Cada uno llevaba consigo la esencia de sus raíces, el respeto por las costumbres de su tierra y el recuerdo de tantas canciones aprendidas de padres, abuelos y amigos. Pero al mismo tiempo, todos compartían una inquietud especial: darle un aire fresco y cercano a esa música que había acompañado durante generaciones las fiestas, los barrios y los momentos más importantes de la vida del pueblo canario.
Así, casi sin proponérselo, nació Parranda Tinasoria.
No hubo grandes planes ni ambiciones desmedidas. Nunca buscaron la fama ni los grandes escenarios. Su verdadera ilusión era mucho más sencilla y, precisamente por eso, mucho más valiosa: compartir alegría, emocionar a la gente y hacer que cada actuación se convirtiera en un encuentro lleno de cercanía y buenos recuerdos. Querían que las personas cantaran, sonrieran y sintieran por un instante que la vida podía ser más ligera cuando la música sonaba alrededor.
Y eso fue exactamente lo que empezó a ocurrir.
Allí donde aparecía Parranda Tinasoria, surgían las palmas acompañando cada canción, los bailes espontáneos en cualquier rincón y las voces de quienes, sin importar la edad, terminaban cantando junto a ellos como si conocieran aquellas canciones desde siempre. Porque su música no solo se escucha: se comparte, se vive y se siente.
Con el paso del tiempo comprendieron que su proyecto iba mucho más allá de tocar y cantar. En cada actuación llevaban consigo el alma de un pueblo, la memoria de los mayores, las historias que viven en cada barrio y el orgullo de mantener vivas las tradiciones canarias. Cada isa, folía o malagueña interpretada por ellos se convertía en un homenaje a la cultura popular y a todas esas personas que, generación tras generación, han mantenido viva la identidad de las islas.
Parranda Tinasoria representa la unión, la amistad y el amor por lo nuestro. Son el reflejo de esas reuniones sencillas donde la música nace sin esfuerzo, de las noches eternas entre amigos y de la magia que aparece cuando las canciones se interpretan con sentimiento verdadero.

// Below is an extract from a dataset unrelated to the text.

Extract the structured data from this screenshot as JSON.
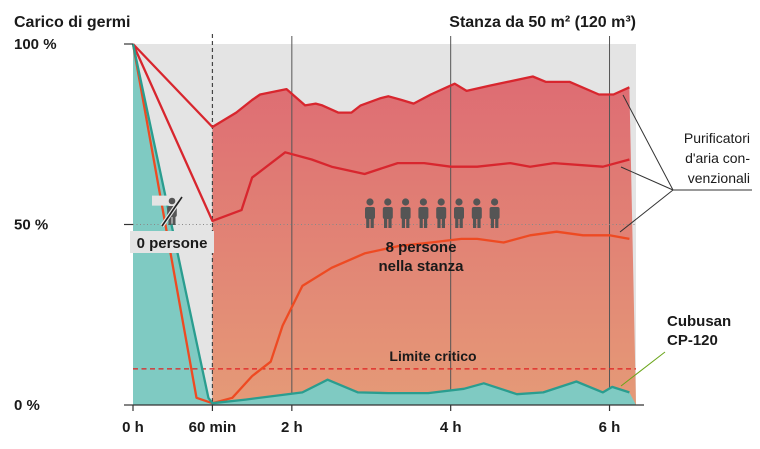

Hoy continúan recorriendo caminos, plazas, fiestas y escenarios con la misma humildad y entusiasmo del primer día. Unidos por la amistad, por la pasión por la música popular y por el deseo de seguir transmitiendo la esencia de Canarias, siguen demostrando que las tradiciones nunca desaparecen mientras existan personas dispuestas a cantarlas, sentirlas y compartirlas.
Porque cuando la música nace del corazón, siempre encuentra la manera de llegar al alma.